I’m looking to make a 2D RPG/Adventure game. I have looked into TGB, and it looks pretty good. Is there any reason I should use Unity over TGB for a 2D project?
Thanks,
Keifer
I’m looking to make a 2D RPG/Adventure game. I have looked into TGB, and it looks pretty good. Is there any reason I should use Unity over TGB for a 2D project?
Thanks,
Keifer
Using a 3D game development environment for a 2D game? Sure you could do it, but why? If you only wish to make 2D games I’d use Novashell.
http://www.rtsoft.com/novashell/
If however you’d like the flexibility to make a top down RPG, and then later use all the knowledge you acquired in the process to make a 3D game, then I’d go with Unity.
TGB doesn’t offer a web player. If you write your game in Unity (and there have been other 2D games made in Unity, keep reading the forum) you’ll be able to publish a web player (for demo, ad sales, etc) as well as a downloadable game that you can sell.
You could say the same thing about Flash. But I would pick Unity.
Tachyon made a fantastic 2D RPG with Blitzmax.
→ http://www.basiliskgames.com/book1.htm
You could make such a game also in Unity and benefit from the strong sides of Unity (maybe some phyics, webplayer distribution, …) but what’s missing in Unity is a reasonable 2D command set, so you’ll have to do everything on your own which can be a drag depending on what you’re exactly after. No idea of TGB…
Personally for 2D offline i would go for BlitzMax and Unity if i need features only Unity offers.
I am just guessing that for an RPG you won’t need the fastest most accurate pixel perfect sprite collision functionality. That being said, I don’t think there is really anything missing from Unity compared to a 2D focused engine.
With the toon shaders, it is easy to give it a very good 2D look. For certain things it can be much easier to animate 3D objects compared to 2D. For example, it would be much harder in 2D to draw in real time a turret that aims at a moving target.
I think it mostly comes down to your Art goals. Game play will probably be the same if you are an agile programmer.
I disagree as there is a little bit more than just a pixel perfect collision detection between a 2D tool like BlitzMax and Unity. BlitzMax is build for 2D and you feel that when you’re using it.

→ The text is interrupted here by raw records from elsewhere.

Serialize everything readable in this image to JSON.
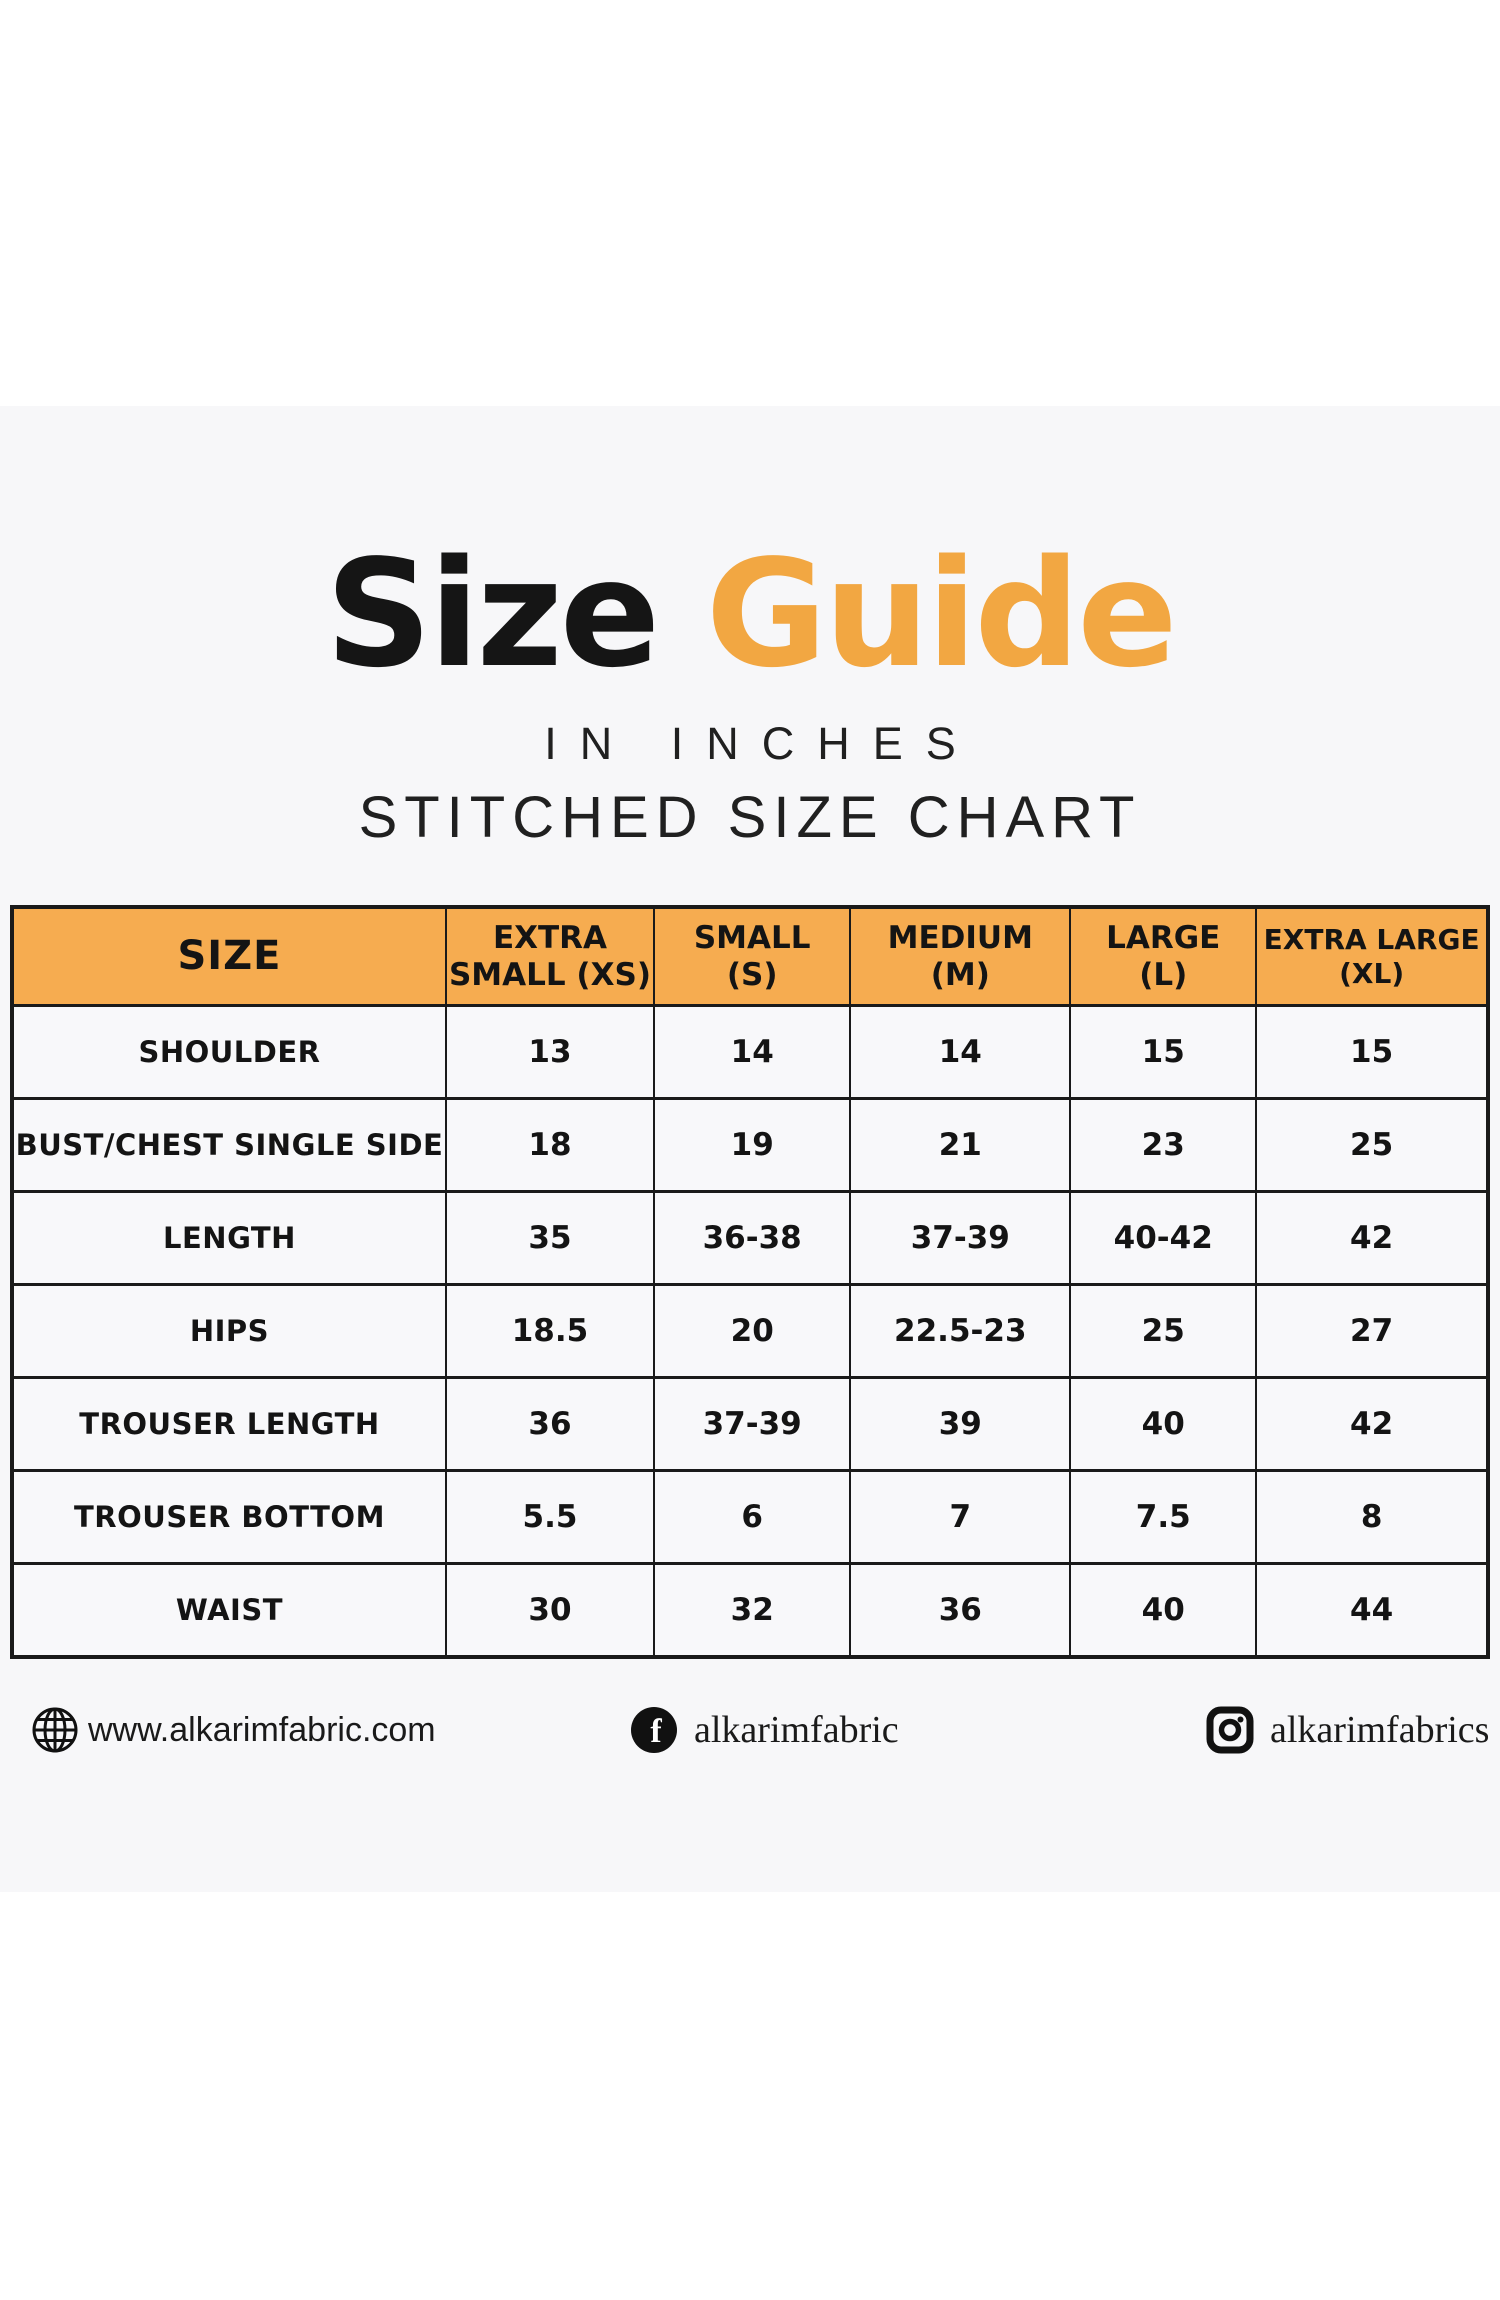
{
  "title": {
    "word_black": "Size",
    "word_orange": "Guide",
    "subtitle_inches": "IN INCHES",
    "subtitle_stitched": "STITCHED SIZE CHART"
  },
  "colors": {
    "accent_orange_header": "#F6AC50",
    "title_orange": "#F2A742",
    "text_black": "#1A1A1A",
    "band_gray": "#F7F7F9"
  },
  "table": {
    "size_label": "SIZE",
    "column_headers": [
      [
        "EXTRA",
        "SMALL (XS)"
      ],
      [
        "SMALL",
        "(S)"
      ],
      [
        "MEDIUM",
        "(M)"
      ],
      [
        "LARGE",
        "(L)"
      ],
      [
        "EXTRA LARGE",
        "(XL)"
      ]
    ],
    "rows": [
      {
        "label": "SHOULDER",
        "values": [
          "13",
          "14",
          "14",
          "15",
          "15"
        ]
      },
      {
        "label": "BUST/CHEST SINGLE SIDE",
        "values": [
          "18",
          "19",
          "21",
          "23",
          "25"
        ]
      },
      {
        "label": "LENGTH",
        "values": [
          "35",
          "36-38",
          "37-39",
          "40-42",
          "42"
        ]
      },
      {
        "label": "HIPS",
        "values": [
          "18.5",
          "20",
          "22.5-23",
          "25",
          "27"
        ]
      },
      {
        "label": "TROUSER LENGTH",
        "values": [
          "36",
          "37-39",
          "39",
          "40",
          "42"
        ]
      },
      {
        "label": "TROUSER BOTTOM",
        "values": [
          "5.5",
          "6",
          "7",
          "7.5",
          "8"
        ]
      },
      {
        "label": "WAIST",
        "values": [
          "30",
          "32",
          "36",
          "40",
          "44"
        ]
      }
    ]
  },
  "footer": {
    "website": {
      "icon": "globe-icon",
      "text": "www.alkarimfabric.com"
    },
    "facebook": {
      "icon": "facebook-icon",
      "text": "alkarimfabric"
    },
    "instagram": {
      "icon": "instagram-icon",
      "text": "alkarimfabrics"
    }
  }
}
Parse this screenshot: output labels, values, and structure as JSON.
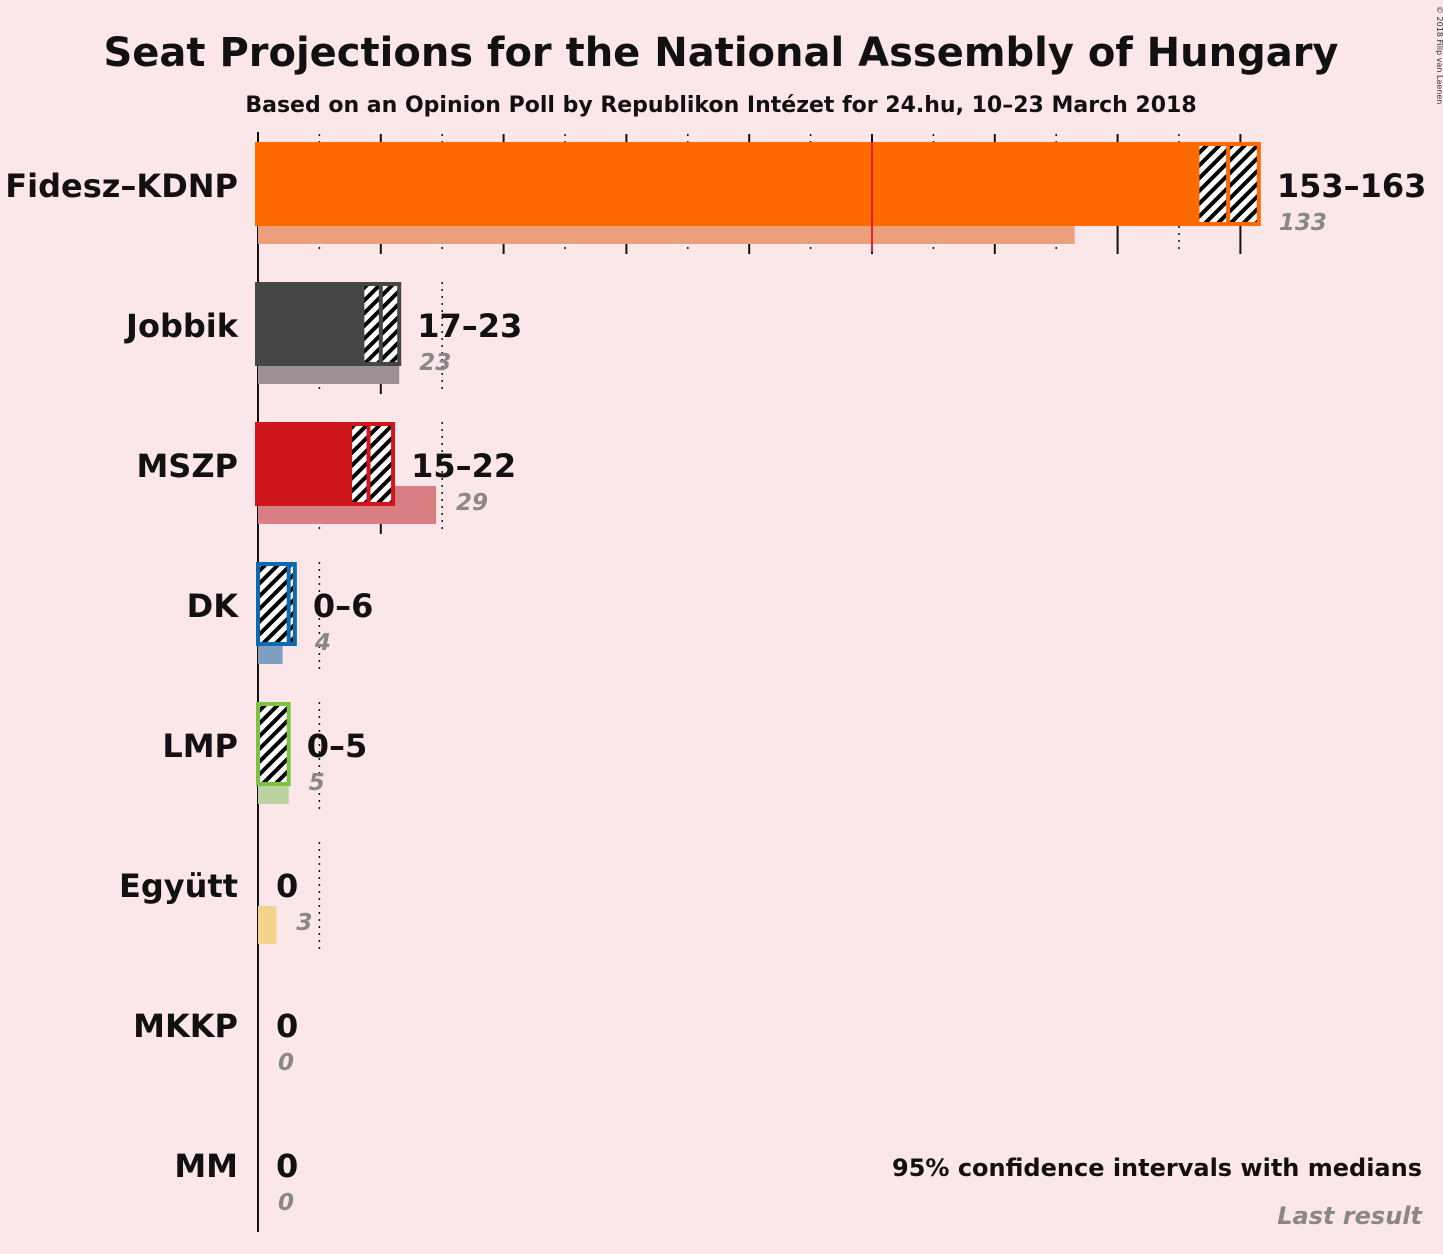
{
  "title": "Seat Projections for the National Assembly of Hungary",
  "subtitle": "Based on an Opinion Poll by Republikon Intézet for 24.hu, 10–23 March 2018",
  "copyright": "© 2018 Filip van Laenen",
  "legend": {
    "ci": "95% confidence intervals with medians",
    "last": "Last result"
  },
  "colors": {
    "background": "#fbe6e9",
    "majority_line": "#e8202a"
  },
  "chart_data": {
    "type": "bar",
    "orientation": "horizontal",
    "majority": 100,
    "xlim": [
      0,
      165
    ],
    "grid": true,
    "parties": [
      {
        "name": "Fidesz–KDNP",
        "low": 153,
        "median": 158,
        "high": 163,
        "range_label": "153–163",
        "last": 133,
        "last_label": "133",
        "color": "#ff6a00",
        "last_color": "#eaa07a"
      },
      {
        "name": "Jobbik",
        "low": 17,
        "median": 20,
        "high": 23,
        "range_label": "17–23",
        "last": 23,
        "last_label": "23",
        "color": "#464646",
        "last_color": "#9b9194"
      },
      {
        "name": "MSZP",
        "low": 15,
        "median": 18,
        "high": 22,
        "range_label": "15–22",
        "last": 29,
        "last_label": "29",
        "color": "#cf161d",
        "last_color": "#d97f84"
      },
      {
        "name": "DK",
        "low": 0,
        "median": 5,
        "high": 6,
        "range_label": "0–6",
        "last": 4,
        "last_label": "4",
        "color": "#0c6bb0",
        "last_color": "#7e9fc0"
      },
      {
        "name": "LMP",
        "low": 0,
        "median": 0,
        "high": 5,
        "range_label": "0–5",
        "last": 5,
        "last_label": "5",
        "color": "#7dc242",
        "last_color": "#bcd3a0"
      },
      {
        "name": "Együtt",
        "low": 0,
        "median": 0,
        "high": 0,
        "range_label": "0",
        "last": 3,
        "last_label": "3",
        "color": "#f4cc6b",
        "last_color": "#f2d38a"
      },
      {
        "name": "MKKP",
        "low": 0,
        "median": 0,
        "high": 0,
        "range_label": "0",
        "last": 0,
        "last_label": "0",
        "color": "#888888",
        "last_color": "#bbbbbb"
      },
      {
        "name": "MM",
        "low": 0,
        "median": 0,
        "high": 0,
        "range_label": "0",
        "last": 0,
        "last_label": "0",
        "color": "#888888",
        "last_color": "#bbbbbb"
      }
    ]
  }
}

As for if it’s better having 2D or 3D media this depends on what kind of game you’re after. How much performance can you use (3D models use more polys than just 2D planes)? How much time can you put into the creation process (drawing skills vs. modeling/texturing skills)? And if you want it look 3D you can still render out an animation in much higher quality than in realtime 3D and it’s likely it will perform better. You also won’t encounter shader issues on older cards with rendered out animations.
After all you should take the tool you feel most comfortable with and which gets the job done. There are a few core functions you’ll mostly need but too much tech, for a casual sized game, often means you’ll end up with a techdemo but not a convincing game with some depth and enjoyable gameplay.